Vegetable Fried Rice

9
Total Time
23 min
Prep
15 min
Cook
8 min
Serves
4
Difficulty
Easy
This fried rice cooks in a snap, and it's much healthier than the restaurant version.

Ingredients

firm tofu

8 oz, extra-firm

sherry (dry or sweet)

2 Tbsp, or Chinese cooking wine

soy sauce

4 Tbsp

canola oil

2 tsp

garlic clove(s)

1 large clove(s), minced

ginger root

1 piece(s), 1-inch, or to taste, peeled and minced

summer squash

1 small, cubed

long grain cooked brown rice

4 cup(s), cooled

snow peas

1 cup(s)

sweet red pepper(s)

1 medium, thinly sliced

uncooked scallion(s)

3 medium, sliced, white and pale green parts only

Instructions

  1. Cut tofu into small cubes.

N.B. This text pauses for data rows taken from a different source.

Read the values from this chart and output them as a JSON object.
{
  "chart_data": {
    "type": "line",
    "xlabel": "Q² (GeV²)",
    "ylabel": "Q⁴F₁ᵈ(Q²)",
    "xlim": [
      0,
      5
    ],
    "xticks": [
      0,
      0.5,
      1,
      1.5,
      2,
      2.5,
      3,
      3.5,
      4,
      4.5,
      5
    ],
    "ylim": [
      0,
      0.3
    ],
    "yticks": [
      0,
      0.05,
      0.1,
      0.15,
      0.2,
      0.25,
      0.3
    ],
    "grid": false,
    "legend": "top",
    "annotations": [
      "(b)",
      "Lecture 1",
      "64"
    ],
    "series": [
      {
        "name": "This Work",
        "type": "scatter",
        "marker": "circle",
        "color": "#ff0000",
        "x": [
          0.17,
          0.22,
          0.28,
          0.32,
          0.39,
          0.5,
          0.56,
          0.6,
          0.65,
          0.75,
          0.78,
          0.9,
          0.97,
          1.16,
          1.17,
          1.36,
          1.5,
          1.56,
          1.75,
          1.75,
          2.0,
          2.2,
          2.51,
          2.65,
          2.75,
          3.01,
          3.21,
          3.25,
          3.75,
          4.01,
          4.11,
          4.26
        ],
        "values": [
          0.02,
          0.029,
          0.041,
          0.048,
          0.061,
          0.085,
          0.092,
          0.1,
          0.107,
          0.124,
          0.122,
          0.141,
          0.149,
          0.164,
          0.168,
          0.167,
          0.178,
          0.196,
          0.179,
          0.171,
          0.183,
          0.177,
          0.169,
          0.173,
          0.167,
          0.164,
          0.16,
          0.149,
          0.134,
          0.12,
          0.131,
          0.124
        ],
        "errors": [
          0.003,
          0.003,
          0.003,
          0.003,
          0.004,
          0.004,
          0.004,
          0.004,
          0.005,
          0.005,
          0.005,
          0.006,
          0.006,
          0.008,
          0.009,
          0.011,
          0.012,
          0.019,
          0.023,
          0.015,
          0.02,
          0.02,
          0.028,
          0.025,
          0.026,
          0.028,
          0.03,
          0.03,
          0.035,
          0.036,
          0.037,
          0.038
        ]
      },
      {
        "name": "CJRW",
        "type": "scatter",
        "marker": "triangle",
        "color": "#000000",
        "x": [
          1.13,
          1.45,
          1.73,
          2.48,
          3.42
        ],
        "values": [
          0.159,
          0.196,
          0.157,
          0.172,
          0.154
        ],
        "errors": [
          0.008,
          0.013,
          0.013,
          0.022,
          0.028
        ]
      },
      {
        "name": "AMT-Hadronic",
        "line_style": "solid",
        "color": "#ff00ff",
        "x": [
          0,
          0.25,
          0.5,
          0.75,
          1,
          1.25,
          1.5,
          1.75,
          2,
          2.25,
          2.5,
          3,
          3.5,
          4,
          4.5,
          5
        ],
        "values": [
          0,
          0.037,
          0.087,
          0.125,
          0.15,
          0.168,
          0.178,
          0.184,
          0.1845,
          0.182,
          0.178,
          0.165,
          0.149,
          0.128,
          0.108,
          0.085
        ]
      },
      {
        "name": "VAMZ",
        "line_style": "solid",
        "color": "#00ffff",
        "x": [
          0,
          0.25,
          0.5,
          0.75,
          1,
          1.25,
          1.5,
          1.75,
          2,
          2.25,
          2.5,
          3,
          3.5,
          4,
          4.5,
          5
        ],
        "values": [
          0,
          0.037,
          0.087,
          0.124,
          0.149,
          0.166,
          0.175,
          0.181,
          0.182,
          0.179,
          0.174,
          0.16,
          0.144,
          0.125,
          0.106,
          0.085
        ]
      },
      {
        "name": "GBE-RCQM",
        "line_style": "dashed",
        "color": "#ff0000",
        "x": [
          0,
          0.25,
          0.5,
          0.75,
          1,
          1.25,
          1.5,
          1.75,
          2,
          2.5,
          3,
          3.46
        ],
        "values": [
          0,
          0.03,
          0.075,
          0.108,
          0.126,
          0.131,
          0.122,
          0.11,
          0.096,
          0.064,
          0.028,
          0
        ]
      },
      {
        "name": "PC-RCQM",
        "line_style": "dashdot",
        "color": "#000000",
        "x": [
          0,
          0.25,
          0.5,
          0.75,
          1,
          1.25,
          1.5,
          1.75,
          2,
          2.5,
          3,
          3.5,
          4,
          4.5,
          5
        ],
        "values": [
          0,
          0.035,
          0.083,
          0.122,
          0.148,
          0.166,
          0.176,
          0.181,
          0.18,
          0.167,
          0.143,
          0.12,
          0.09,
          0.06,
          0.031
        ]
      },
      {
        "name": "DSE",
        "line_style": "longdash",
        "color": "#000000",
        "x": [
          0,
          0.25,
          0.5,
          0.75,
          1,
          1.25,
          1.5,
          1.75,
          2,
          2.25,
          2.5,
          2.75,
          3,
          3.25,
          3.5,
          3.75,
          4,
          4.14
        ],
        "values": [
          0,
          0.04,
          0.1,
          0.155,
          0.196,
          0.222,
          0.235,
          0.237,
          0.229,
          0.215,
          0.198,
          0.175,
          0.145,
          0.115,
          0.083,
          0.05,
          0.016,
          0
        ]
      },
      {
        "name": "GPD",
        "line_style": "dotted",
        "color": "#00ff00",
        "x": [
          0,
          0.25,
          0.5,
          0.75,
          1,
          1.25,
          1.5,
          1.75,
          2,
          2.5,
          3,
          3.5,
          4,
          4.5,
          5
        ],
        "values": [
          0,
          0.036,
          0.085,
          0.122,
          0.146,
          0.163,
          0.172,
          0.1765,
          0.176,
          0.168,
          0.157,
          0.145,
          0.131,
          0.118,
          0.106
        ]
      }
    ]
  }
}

Mix together 1 tablespoon cooking wine and 1 tablespoon soy sauce and pour over tofu to marinate while you prepare vegetables.
  2. Mix remaining 1 tablespoon wine and 3 tablespoons soy sauce together and set aside.
  3. Heat a wok over high heat and add canola oil. When oil is hot add drained tofu, garlic and ginger. Stir-fry for about a minute, then add squash.
  4. After another minute add rice, snow peas and peppers. Stir-fry until rice is hot and vegetables are hot but still crisp, 1 to 3 minutes.
  5. Add soy sauce mixture and stir to coat evenly. Add scallions and serve.